On a holiday to the UK many years ago during a very hot summer, I was taken aback by the sight of bare-chested men driving around due to the oppressive heat. This is something you won’t see in India as people are more squeamish about such behaviour.
Many offices have a dress code to ensure appropriate behaviour as this can reflect on the company. Of course different workplaces adopt standards according to the nature of the work. Marketing executives, for example, have to dress formally as they have to meet clients and are the ambassadors of their organisation. I have seen such people yanking off ties and removing jackets as soon as they are back in office. Formal wear can be very uncomfortable if you are living in a place with sizzling temperatures.
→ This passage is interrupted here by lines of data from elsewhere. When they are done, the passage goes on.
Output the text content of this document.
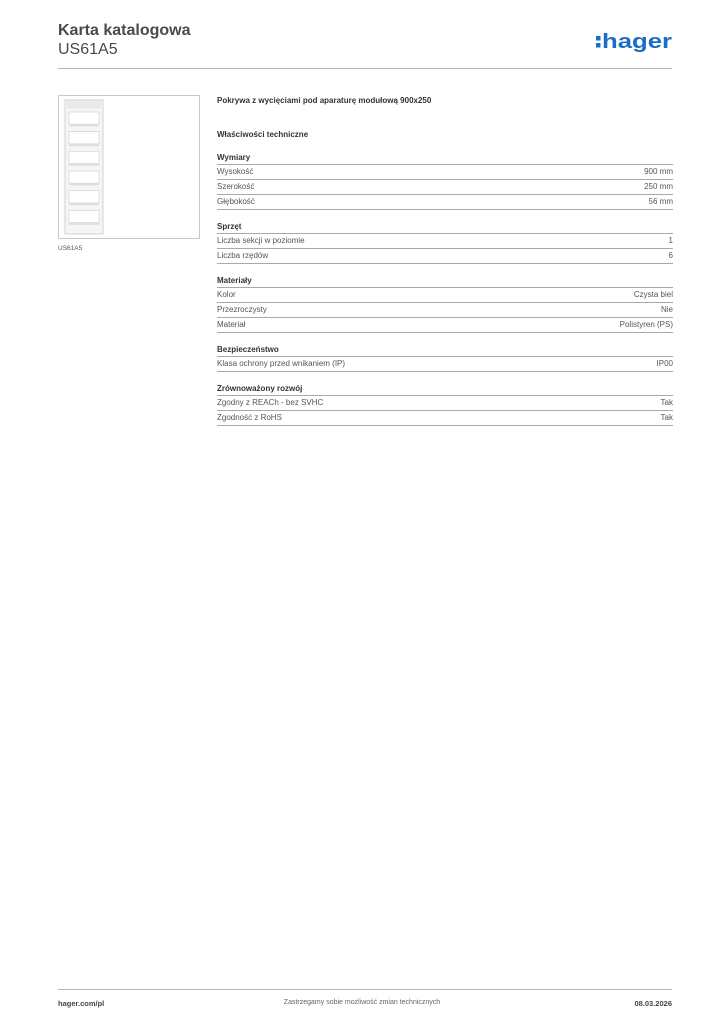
Karta katalogowa
US61A5	hager
US61A5
Pokrywa z wycięciami pod aparaturę modułową 900x250
Właściwości techniczne
Wymiary
Wysokość	900 mm
Szerokość	250 mm
Głębokość	56 mm
Sprzęt
Liczba sekcji w poziomie	1
Liczba rzędów	6
Materiały
Kolor	Czysta biel
Przezroczysty	Nie
Materiał	Polistyren (PS)
Bezpieczeństwo
Klasa ochrony przed wnikaniem (IP)	IP00
Zrównoważony rozwój
Zgodny z REACh - bez SVHC	Tak
Zgodność z RoHS	Tak
hager.com/pl	Zastrzegamy sobie możliwość zmian technicznych	08.03.2026
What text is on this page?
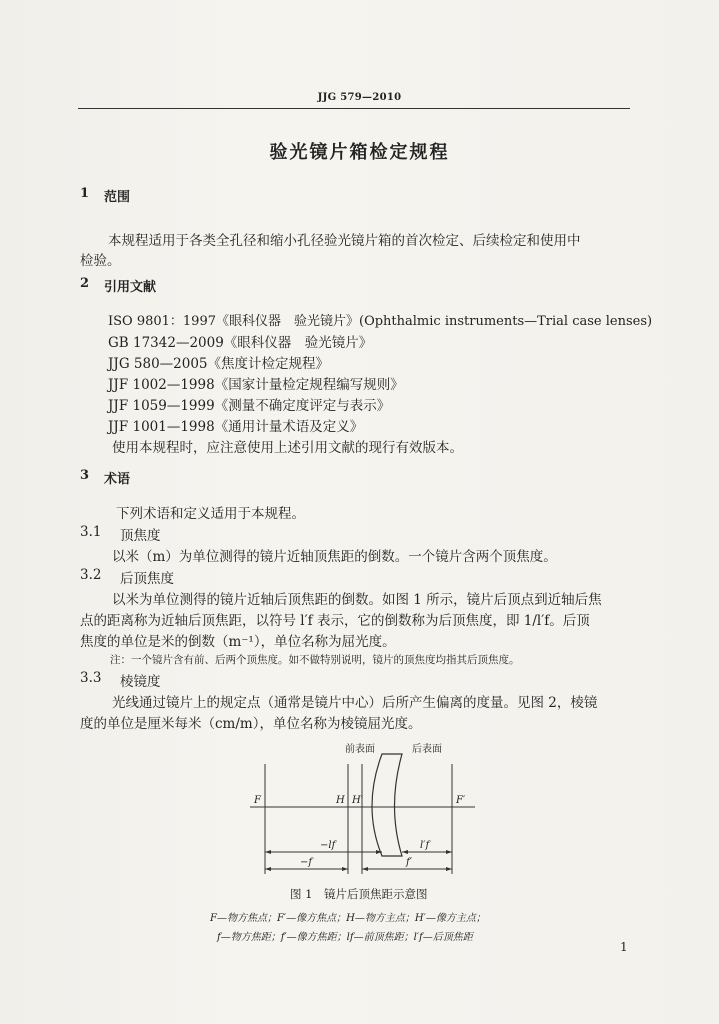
JJG 579—2010
验光镜片箱检定规程
1 范围
本规程适用于各类全孔径和缩小孔径验光镜片箱的首次检定、后续检定和使用中
检验。
2 引用文献
ISO 9801：1997《眼科仪器　验光镜片》(Ophthalmic instruments—Trial case lenses)
GB 17342—2009《眼科仪器　验光镜片》
JJG 580—2005《焦度计检定规程》
JJF 1002—1998《国家计量检定规程编写规则》
JJF 1059—1999《测量不确定度评定与表示》
JJF 1001—1998《通用计量术语及定义》
使用本规程时，应注意使用上述引用文献的现行有效版本。
3 术语
下列术语和定义适用于本规程。
3.1 顶焦度
以米（m）为单位测得的镜片近轴顶焦距的倒数。一个镜片含两个顶焦度。
3.2 后顶焦度
以米为单位测得的镜片近轴后顶焦距的倒数。如图 1 所示，镜片后顶点到近轴后焦
点的距离称为近轴后顶焦距，以符号 l′f 表示，它的倒数称为后顶焦度，即 1/l′f。后顶
焦度的单位是米的倒数（m⁻¹），单位名称为屈光度。
注：一个镜片含有前、后两个顶焦度。如不做特别说明，镜片的顶焦度均指其后顶焦度。
3.3 棱镜度
光线通过镜片上的规定点（通常是镜片中心）后所产生偏离的度量。见图 2，棱镜
度的单位是厘米每米（cm/m），单位名称为棱镜屈光度。
前表面	后表面
F	H H′	F′
−lf	l′f
−f	f′
图 1　镜片后顶焦距示意图
F—物方焦点；F′—像方焦点；H—物方主点；H′—像方主点；
f—物方焦距；f′—像方焦距；lf—前顶焦距；l′f—后顶焦距
1
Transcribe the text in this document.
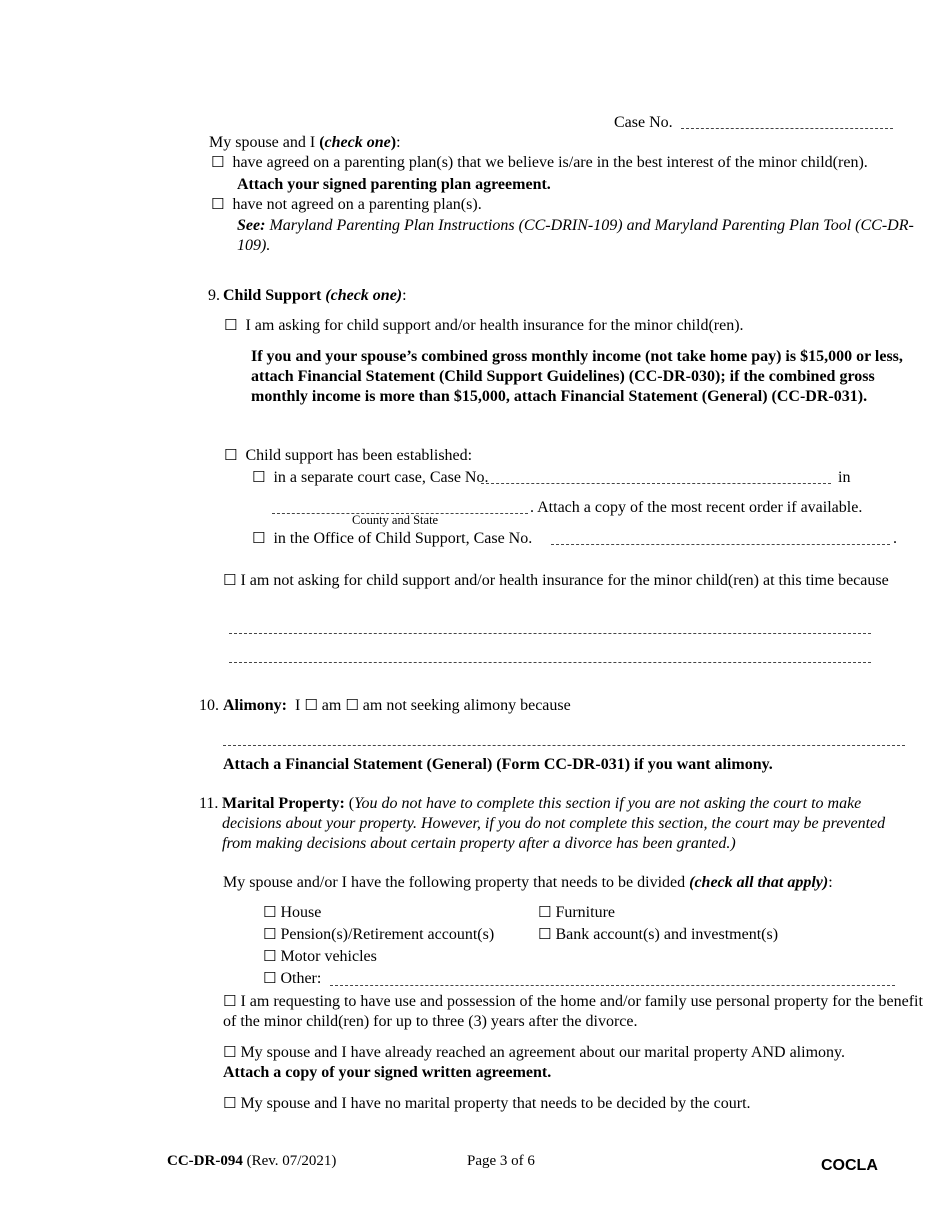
Case No.
My spouse and I (check one):
☐ have agreed on a parenting plan(s) that we believe is/are in the best interest of the minor child(ren).
Attach your signed parenting plan agreement.
☐ have not agreed on a parenting plan(s).
See: Maryland Parenting Plan Instructions (CC-DRIN-109) and Maryland Parenting Plan Tool (CC-DR-109).
9. Child Support (check one):
☐ I am asking for child support and/or health insurance for the minor child(ren).
If you and your spouse’s combined gross monthly income (not take home pay) is $15,000 or less, attach Financial Statement (Child Support Guidelines) (CC-DR-030); if the combined gross monthly income is more than $15,000, attach Financial Statement (General) (CC-DR-031).
☐ Child support has been established:
☐ in a separate court case, Case No.	in
. Attach a copy of the most recent order if available.
County and State
☐ in the Office of Child Support, Case No.	.
☐ I am not asking for child support and/or health insurance for the minor child(ren) at this time because
10. Alimony: I ☐ am ☐ am not seeking alimony because
Attach a Financial Statement (General) (Form CC-DR-031) if you want alimony.
11. Marital Property: (You do not have to complete this section if you are not asking the court to make decisions about your property. However, if you do not complete this section, the court may be prevented from making decisions about certain property after a divorce has been granted.)
My spouse and/or I have the following property that needs to be divided (check all that apply):
☐ House	☐ Furniture
☐ Pension(s)/Retirement account(s)	☐ Bank account(s) and investment(s)
☐ Motor vehicles
☐ Other:
☐ I am requesting to have use and possession of the home and/or family use personal property for the benefit of the minor child(ren) for up to three (3) years after the divorce.
☐ My spouse and I have already reached an agreement about our marital property AND alimony.
Attach a copy of your signed written agreement.
☐ My spouse and I have no marital property that needs to be decided by the court.
CC-DR-094 (Rev. 07/2021)	Page 3 of 6	COCLA
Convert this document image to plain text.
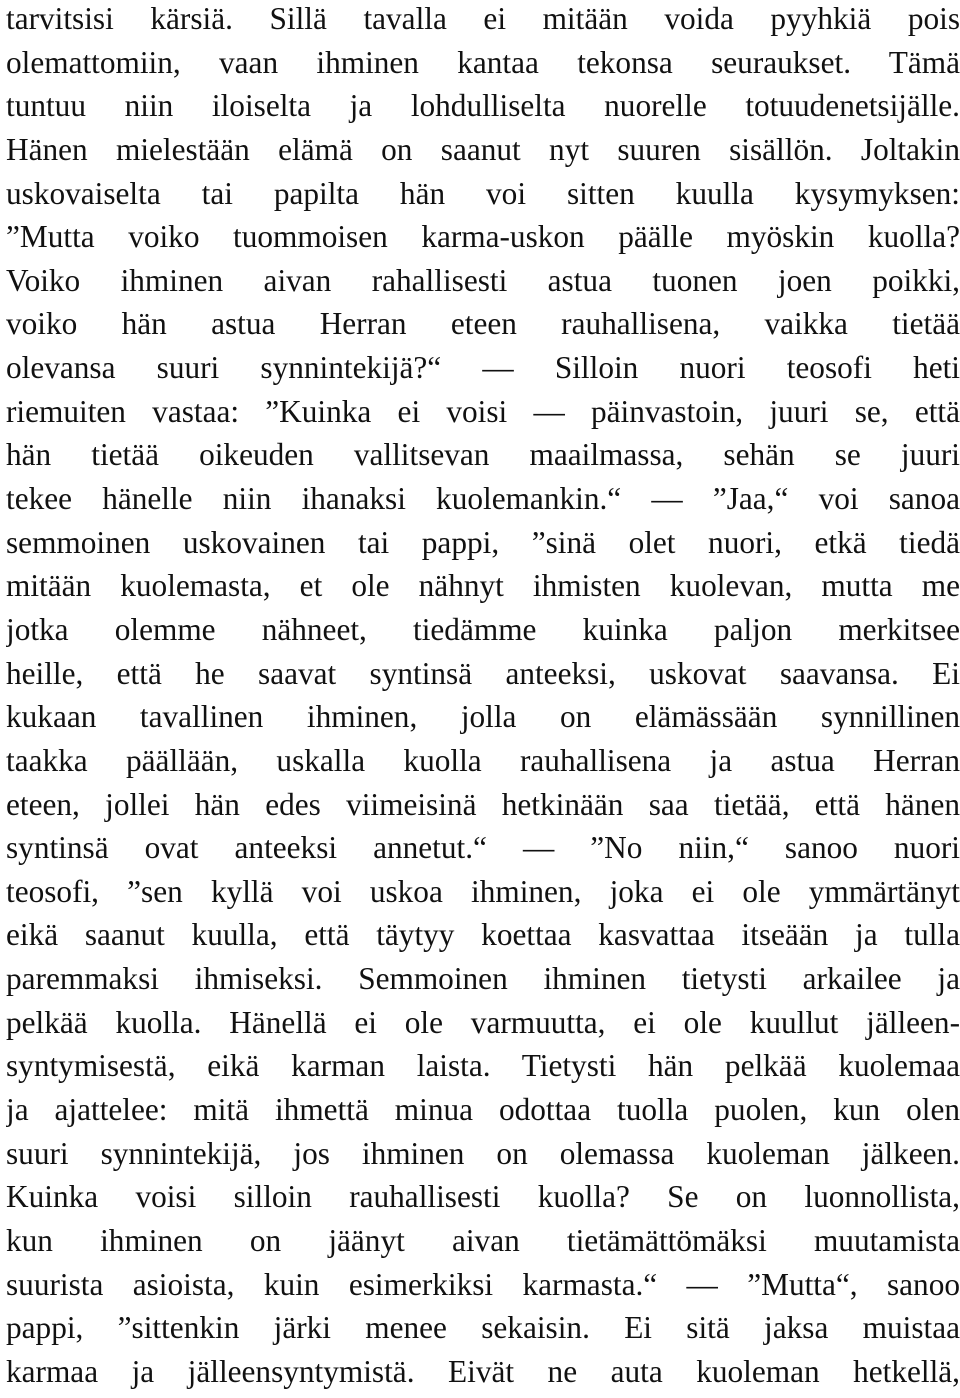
tarvitsisi kärsiä. Sillä tavalla ei mitään voida pyyhkiä pois
olemattomiin, vaan ihminen kantaa tekonsa seuraukset. Tämä
tuntuu niin iloiselta ja lohdulliselta nuorelle totuudenetsijälle.
Hänen mielestään elämä on saanut nyt suuren sisällön. Joltakin
uskovaiselta tai papilta hän voi sitten kuulla kysymyksen:
”Mutta voiko tuommoisen karma-uskon päälle myöskin kuolla?
Voiko ihminen aivan rahallisesti astua tuonen joen poikki,
voiko hän astua Herran eteen rauhallisena, vaikka tietää
olevansa suuri synnintekijä?“ — Silloin nuori teosofi heti
riemuiten vastaa: ”Kuinka ei voisi — päinvastoin, juuri se, että
hän tietää oikeuden vallitsevan maailmassa, sehän se juuri
tekee hänelle niin ihanaksi kuolemankin.“ — ”Jaa,“ voi sanoa
semmoinen uskovainen tai pappi, ”sinä olet nuori, etkä tiedä
mitään kuolemasta, et ole nähnyt ihmisten kuolevan, mutta me
jotka olemme nähneet, tiedämme kuinka paljon merkitsee
heille, että he saavat syntinsä anteeksi, uskovat saavansa. Ei
kukaan tavallinen ihminen, jolla on elämässään synnillinen
taakka päällään, uskalla kuolla rauhallisena ja astua Herran
eteen, jollei hän edes viimeisinä hetkinään saa tietää, että hänen
syntinsä ovat anteeksi annetut.“ — ”No niin,“ sanoo nuori
teosofi, ”sen kyllä voi uskoa ihminen, joka ei ole ymmärtänyt
eikä saanut kuulla, että täytyy koettaa kasvattaa itseään ja tulla
paremmaksi ihmiseksi. Semmoinen ihminen tietysti arkailee ja
pelkää kuolla. Hänellä ei ole varmuutta, ei ole kuullut jälleen-
syntymisestä, eikä karman laista. Tietysti hän pelkää kuolemaa
ja ajattelee: mitä ihmettä minua odottaa tuolla puolen, kun olen
suuri synnintekijä, jos ihminen on olemassa kuoleman jälkeen.
Kuinka voisi silloin rauhallisesti kuolla? Se on luonnollista,
kun ihminen on jäänyt aivan tietämättömäksi muutamista
suurista asioista, kuin esimerkiksi karmasta.“ — ”Mutta“, sanoo
pappi, ”sittenkin järki menee sekaisin. Ei sitä jaksa muistaa
karmaa ja jälleensyntymistä. Eivät ne auta kuoleman hetkellä,
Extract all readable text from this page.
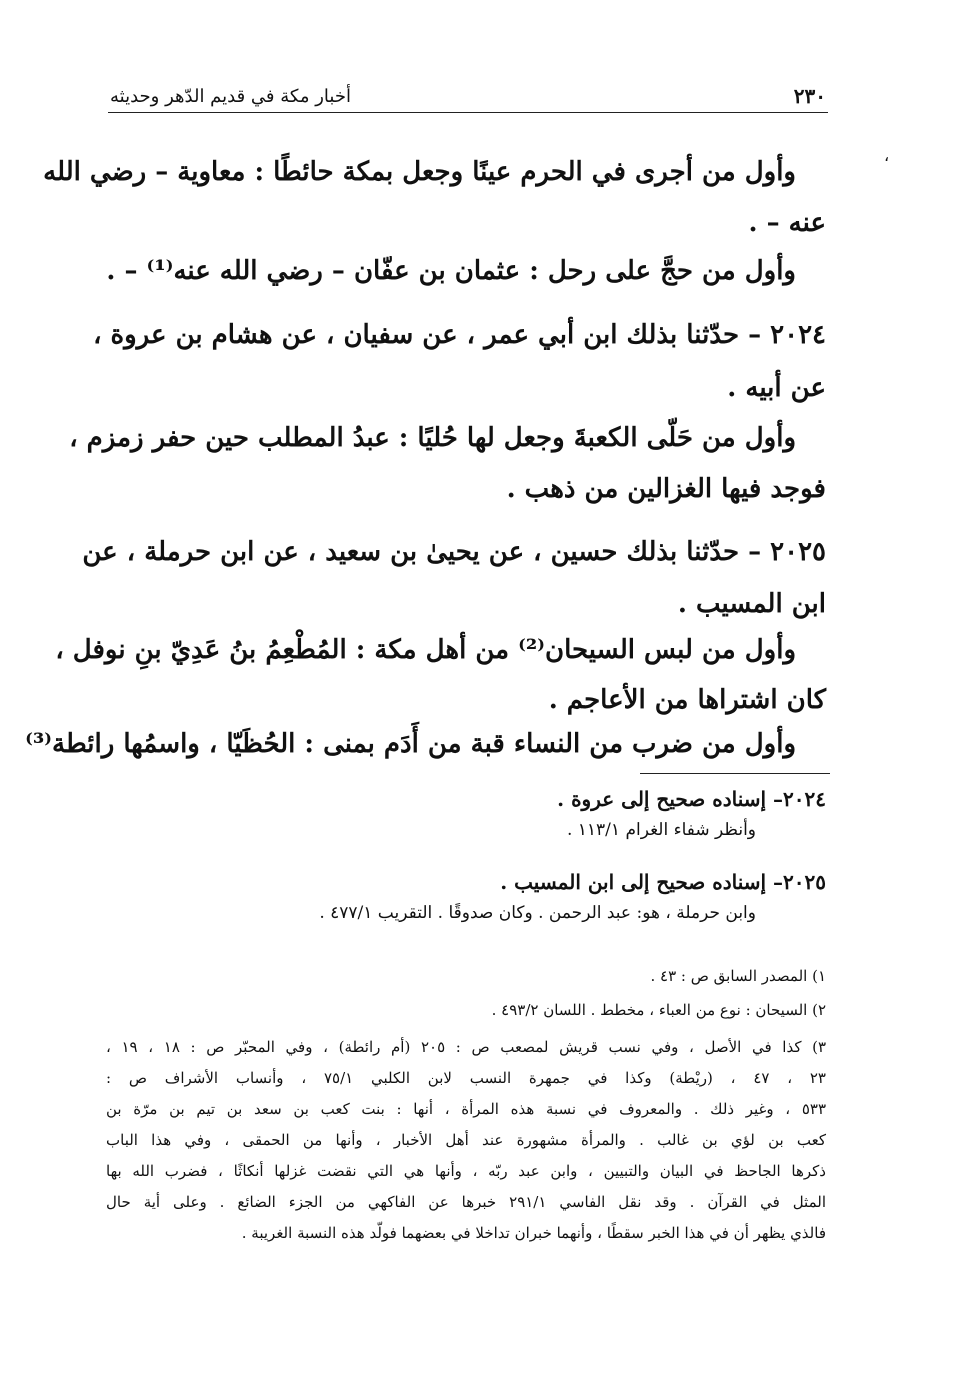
٢٣٠
أخبار مكة في قديم الدّهر وحديثه
،
وأول من أجرى في الحرم عينًا وجعل بمكة حائطًا : معاوية – رضي الله
عنه – .
وأول من حجَّ على رحل : عثمان بن عفّان – رضي الله عنه⁽¹⁾ – .
٢٠٢٤ – حدّثنا بذلك ابن أبي عمر ، عن سفيان ، عن هشام بن عروة ،
عن أبيه .
وأول من حَلّى الكعبةَ وجعل لها حُليًا : عبدُ المطلب حين حفر زمزم ،
فوجد فيها الغزالين من ذهب .
٢٠٢٥ – حدّثنا بذلك حسين ، عن يحيىٰ بن سعيد ، عن ابن حرملة ، عن
ابن المسيب .
وأول من لبس السيحان⁽²⁾ من أهل مكة : المُطْعِمُ بنُ عَدِيّ بنِ نوفل ،
كان اشتراها من الأعاجم .
وأول من ضرب من النساء قبة من أَدَم بمنى : الحُظَيّا ، واسمُها رائطة⁽³⁾
٢٠٢٤– إسناده صحيح إلى عروة .
وأنظر شفاء الغرام ١١٣/١ .
٢٠٢٥– إسناده صحيح إلى ابن المسيب .
وابن حرملة ، هو: عبد الرحمن . وكان صدوقًا . التقريب ٤٧٧/١ .
١) المصدر السابق ص : ٤٣ .
٢) السيحان : نوع من العباء ، مخطط . اللسان ٤٩٣/٢ .
٣) كذا في الأصل ، وفي نسب قريش لمصعب ص : ٢٠٥ (أم رائطة) ، وفي المحبّر ص : ١٨ ، ١٩ ،
٢٣ ، ٤٧ ، (ريْطة) وكذا في جمهرة النسب لابن الكلبي ٧٥/١ ، وأنساب الأشراف ص :
٥٣٣ ، وغير ذلك . والمعروف في نسبة هذه المرأة ، أنها : بنت كعب بن سعد بن تيم بن مرّة بن
كعب بن لؤي بن غالب . والمرأة مشهورة عند أهل الأخبار ، وأنها من الحمقى ، وفي هذا الباب
ذكرها الجاحظ في البيان والتبيين ، وابن عبد ربّه ، وأنها هي التي نقضت غزلها أنكاثًا ، فضرب الله بها
المثل في القرآن . وقد نقل الفاسي ٢٩١/١ خبرها عن الفاكهي من الجزء الضائع . وعلى أية حال
فالذي يظهر أن في هذا الخبر سقطًا ، وأنهما خبران تداخلا في بعضهما فولّد هذه النسبة الغريبة .
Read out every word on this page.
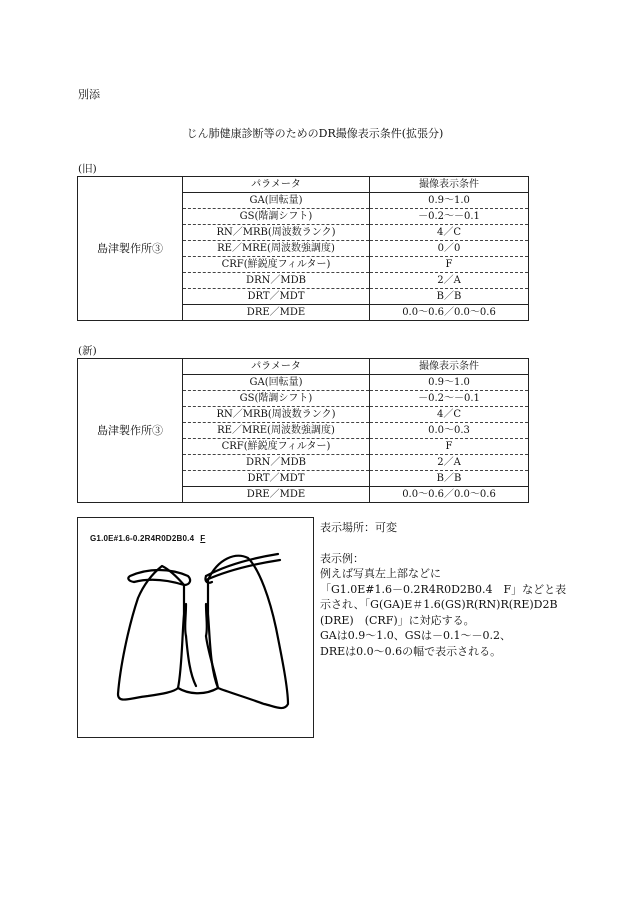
別添
じん肺健康診断等のためのDR撮像表示条件(拡張分)
(旧)
島津製作所③	パラメータ	撮像表示条件
	GA(回転量)	0.9〜1.0
	GS(階調シフト)	－0.2〜－0.1
	RN／MRB(周波数ランク)	4／C
	RE／MRE(周波数強調度)	0／0
	CRF(鮮鋭度フィルター)	F
	DRN／MDB	2／A
	DRT／MDT	B／B
	DRE／MDE	0.0〜0.6／0.0〜0.6
(新)
島津製作所③	パラメータ	撮像表示条件
	GA(回転量)	0.9〜1.0
	GS(階調シフト)	－0.2〜－0.1
	RN／MRB(周波数ランク)	4／C
	RE／MRE(周波数強調度)	0.0〜0.3
	CRF(鮮鋭度フィルター)	F
	DRN／MDB	2／A
	DRT／MDT	B／B
	DRE／MDE	0.0〜0.6／0.0〜0.6
G1.0E#1.6-0.2R4R0D2B0.4 F

表示場所：可変

表示例：

例えば写真左上部などに

「G1.0E#1.6－0.2R4R0D2B0.4　F」などと表

示され、「G(GA)E＃1.6(GS)R(RN)R(RE)D2B

(DRE)　(CRF)」に対応する。

GAは0.9〜1.0、GSは－0.1〜－0.2、

DREは0.0〜0.6の幅で表示される。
We had our first taste of dress codes in school. This is especially true of convent institutions which have very specific rules down to the colour of the hair ribbon, the length of the skirt as well as how you keep your hair. No wearing your hair loose. All loose ends had to be tied up. Now when I see movies about schools and the students rushing down the stairs or out of the classroom, I remember a time when decorum was our guiding principle. It does make me feel envious but perhaps a happy medium would be between absolute freedom and some respect for rules.
However, to those who say they do not dress to impress and that they wear whatever they are comfortable in, all I can say is that they forget that they don’t have to see themselves but others do.